Milli Eğitim Bakanı, yeni müfredatın 2024/2025 eğitim öğretim yılından başlayarak okul öncesi, ilkokul, ortaokul ve liselerin birinci sınıflarından (1, 5 ve 9. sınıflar) itibaren kademeli olarak uygulanacağını belirtti.
"Türkiye Yüzyılı Maarif Modeli" yeni müfredat olarak bilinen eğitim-öğretim programlarının esas aldığı modele verilen isim. Modelin adına bile baktığınızda amacın gerçekte eğitimin sorunları çözmek değil, siyasi iktidarın kafasındaki sistemi çocuklarımıza ve topluma dayatmak olduğu anlaşılıyor. Yine ısrarla “eğitim” yerine “maarif” kelimesinin kullanılması bile programın hangi anlayışla hazırlandığını göstermesi açısından önemli.
Dünyadaki gelişmeler ışığında, eğittim müfredatı geliştirmek, mevcut müfredatta değişiklikler yapmak Millî Eğitim Bakanlığı Talim ve Terbiye Kurulu’nun asli görevlerinden biridir. Nitekim geçtiğimiz yıllarda Mavi Vatan’dan tutun da İHA ve SİHA’lara, Ayasofya Camii Kebir’inin açılışına kadar bir çok konu müfredata girmişti. Bugünlerde müfredatta yapılan şeyin eğitimin felsefesinde, eğitim sisteminin insana bakış açısında önemli bir değişiklik beklentisi yaratmasına karşın pek böyle olmadığı görülmektedir. Daha açık söylemek gerekirse, ‘iyi insan yetiştirmek’ istedikleri belirtilmekte ve kendilerine göre iyi insanın sahip olması gereken değerler sayılmaktadır. İyi insandan ne anladıklarını iktidarın önceki uygulamalarına bakarak kestirmek hiç de zor olmasa gerek.
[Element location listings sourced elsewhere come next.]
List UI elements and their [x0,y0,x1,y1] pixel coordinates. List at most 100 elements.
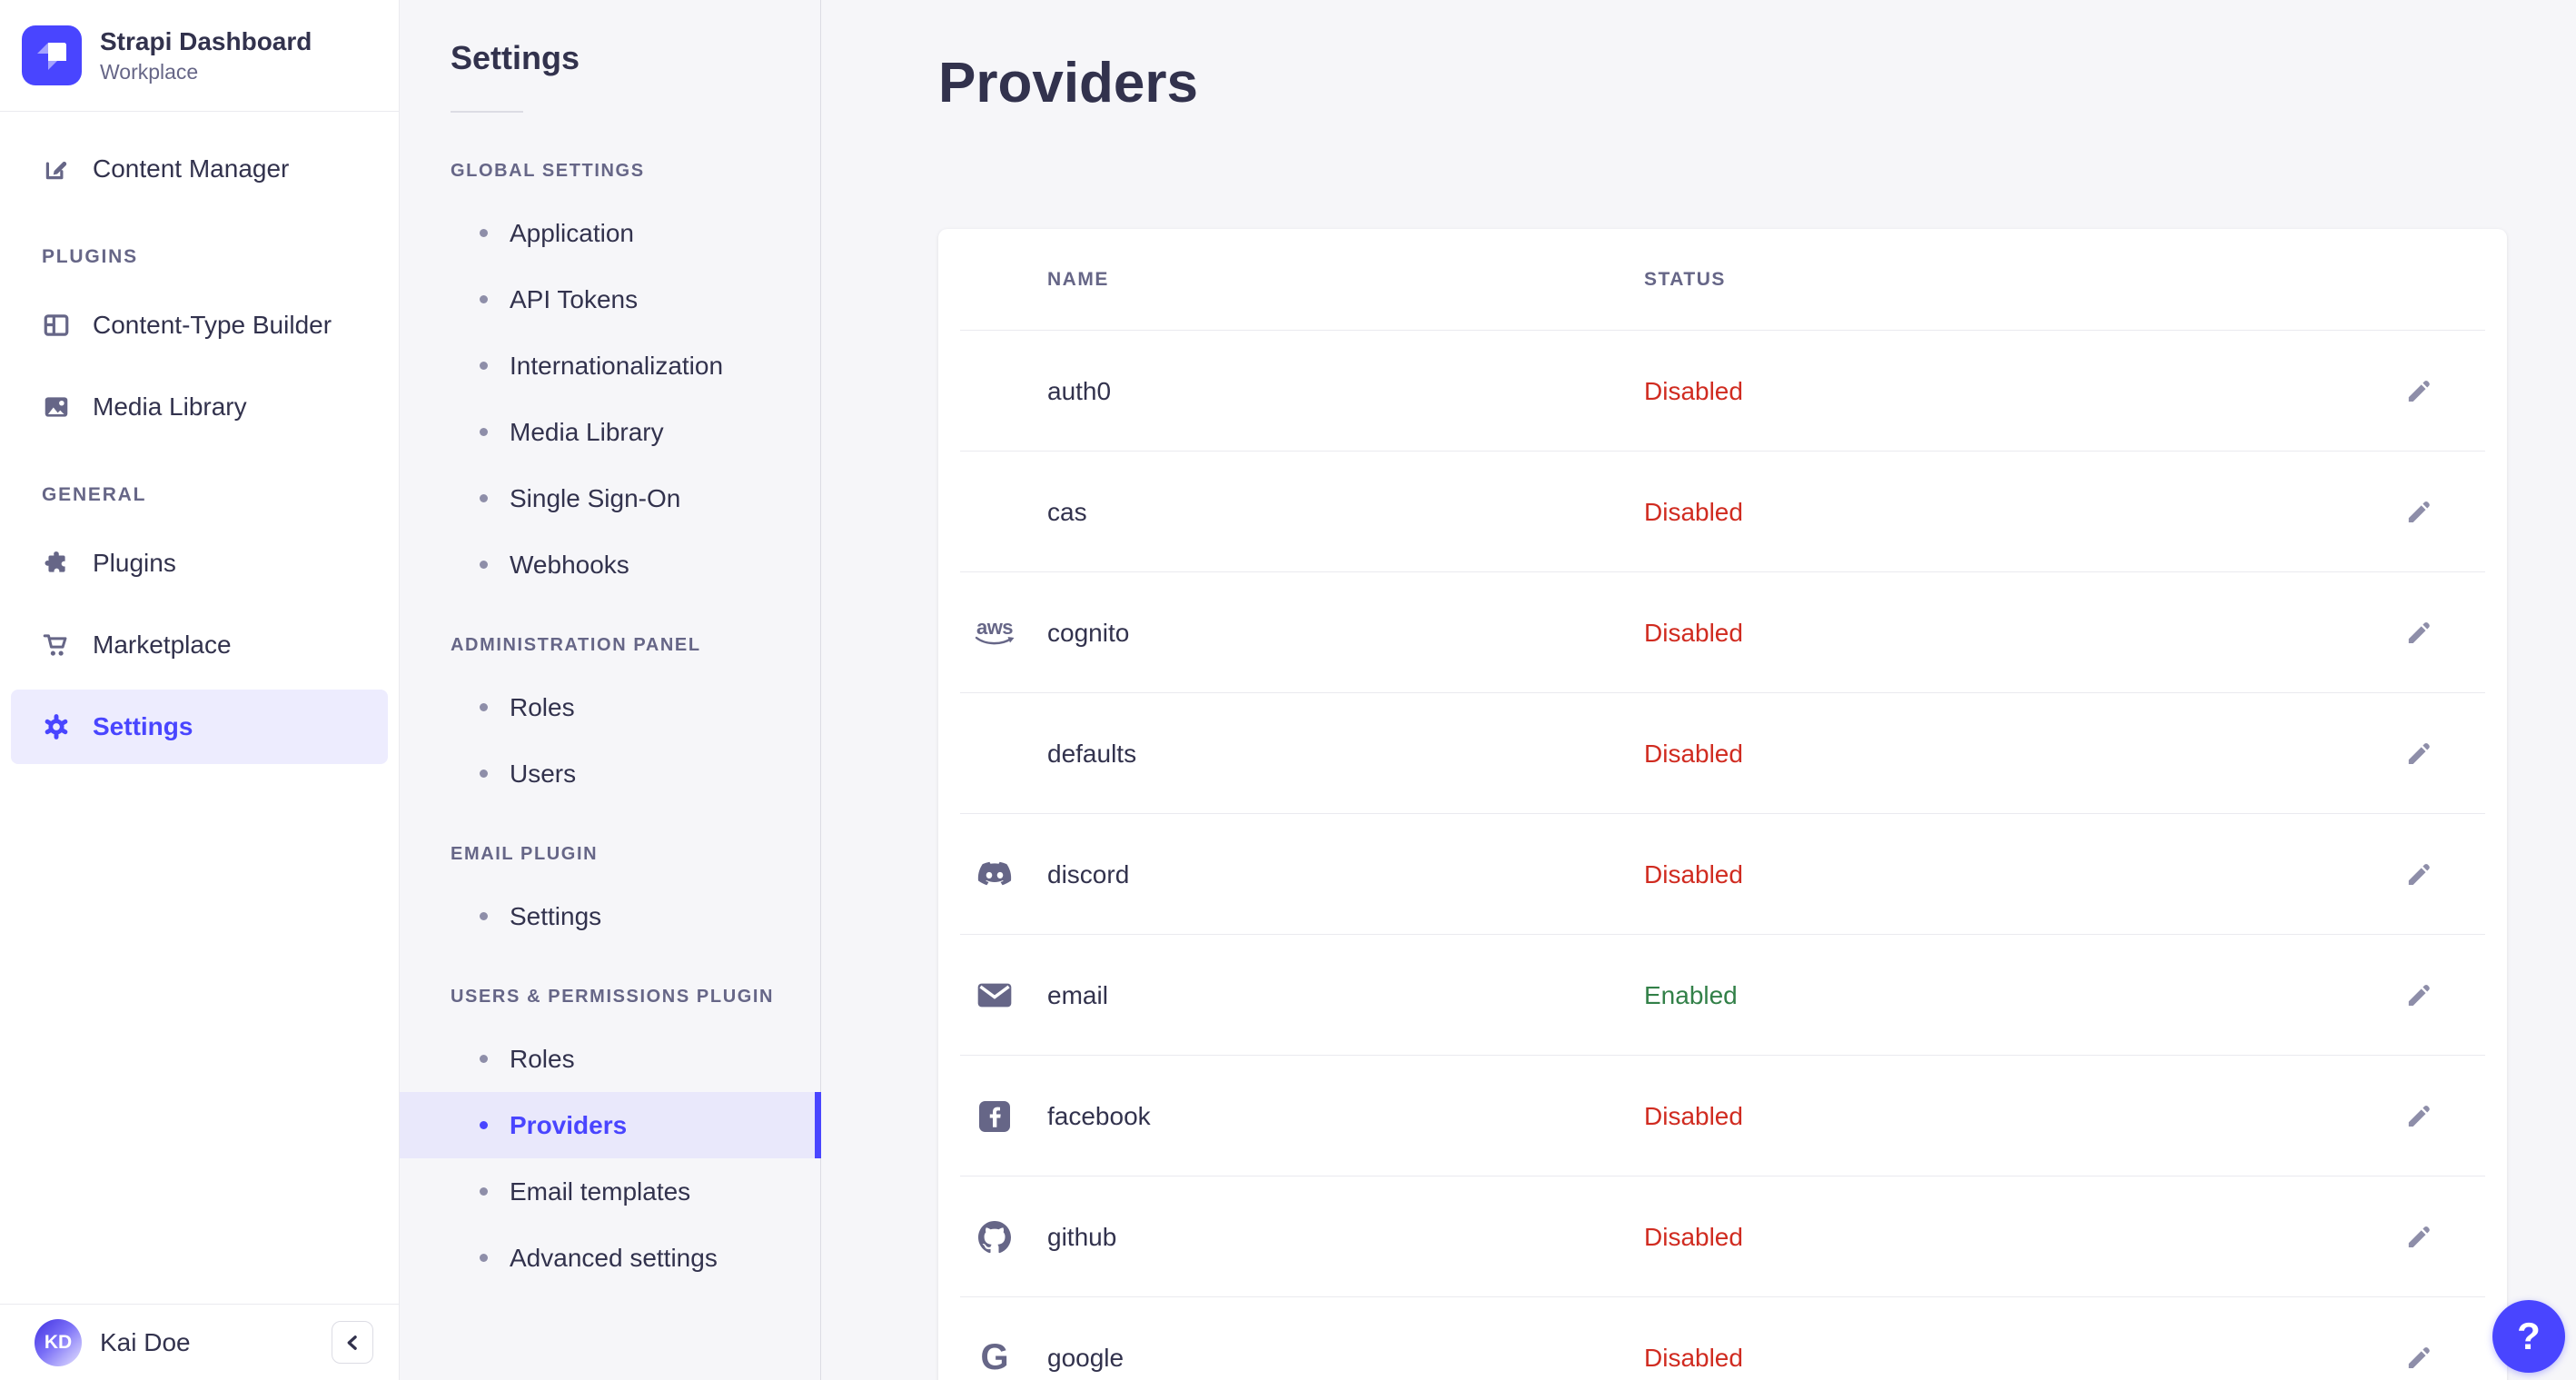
subnav-item-internationalization[interactable]: Internationalization [400,333,820,399]
edit-provider-button[interactable] [2393,849,2443,900]
provider-name: cognito [1047,618,1130,647]
sidebar-item-label: Plugins [93,549,176,577]
subnav-item-providers[interactable]: Providers [400,1092,821,1158]
subnav-item-application[interactable]: Application [400,200,820,266]
bullet-icon [480,561,488,569]
settings-subnav: Settings GLOBAL SETTINGS Application API… [400,0,821,1380]
status-badge: Disabled [1644,1222,1743,1251]
status-badge: Disabled [1644,618,1743,647]
discord-icon [969,861,1020,889]
cart-icon [42,630,71,660]
subnav-section-administration-panel: ADMINISTRATION PANEL Roles Users [400,629,820,807]
github-icon [969,1220,1020,1254]
subnav-item-label: Roles [510,692,575,721]
sidebar-item-content-manager[interactable]: Content Manager [11,132,388,206]
workspace-subtitle: Workplace [100,60,199,84]
subnav-item-up-roles[interactable]: Roles [400,1026,820,1092]
subnav-divider [451,111,523,113]
subnav-item-api-tokens[interactable]: API Tokens [400,266,820,333]
provider-name: email [1047,980,1108,1009]
sidebar-footer: KD Kai Doe [0,1304,399,1380]
table-row: aws cognito Disabled [938,572,2507,693]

Müfredat taslağına tepkiler sürüyor ve model, mevcut programlardaki eksiklikleri gidermekten çok ideolojik bir gündemle hazırlandığı yönünde sık sık eleştiriliyor.
İnkılap Tarihi ve Atatürkçülük dersinde Milli Mücadele ve Atatürk Dönemi ile ilgili sadeleşmeye gidilmiş, bu ders için “Demokratikleşme Çabaları”, “Atatürk Dönemi Türk Dış Politikası”, “Atatürk’ün Ölümü ve Sonrası” ünitelerine yeni programda yer verilmemiştir.
2017 yılındaki müfredat değişikliğinde müfredattan kaldırılan Evrim Teorisi yeni taslaklarda da yer almıyor.
İnsan Hakları, Vatandaşlık ve Demokrasi alanında "ifade özgürlüğü, din ve vicdan özgürlüğü” gibi konulara yer verilmeyip, ağırlıkla görev ve sorumluluklara odaklanılmakta, öğrencilerin "hak ve özgürlükleriyle ilgili bilgi edinme hakkının önüne geçilmektedir…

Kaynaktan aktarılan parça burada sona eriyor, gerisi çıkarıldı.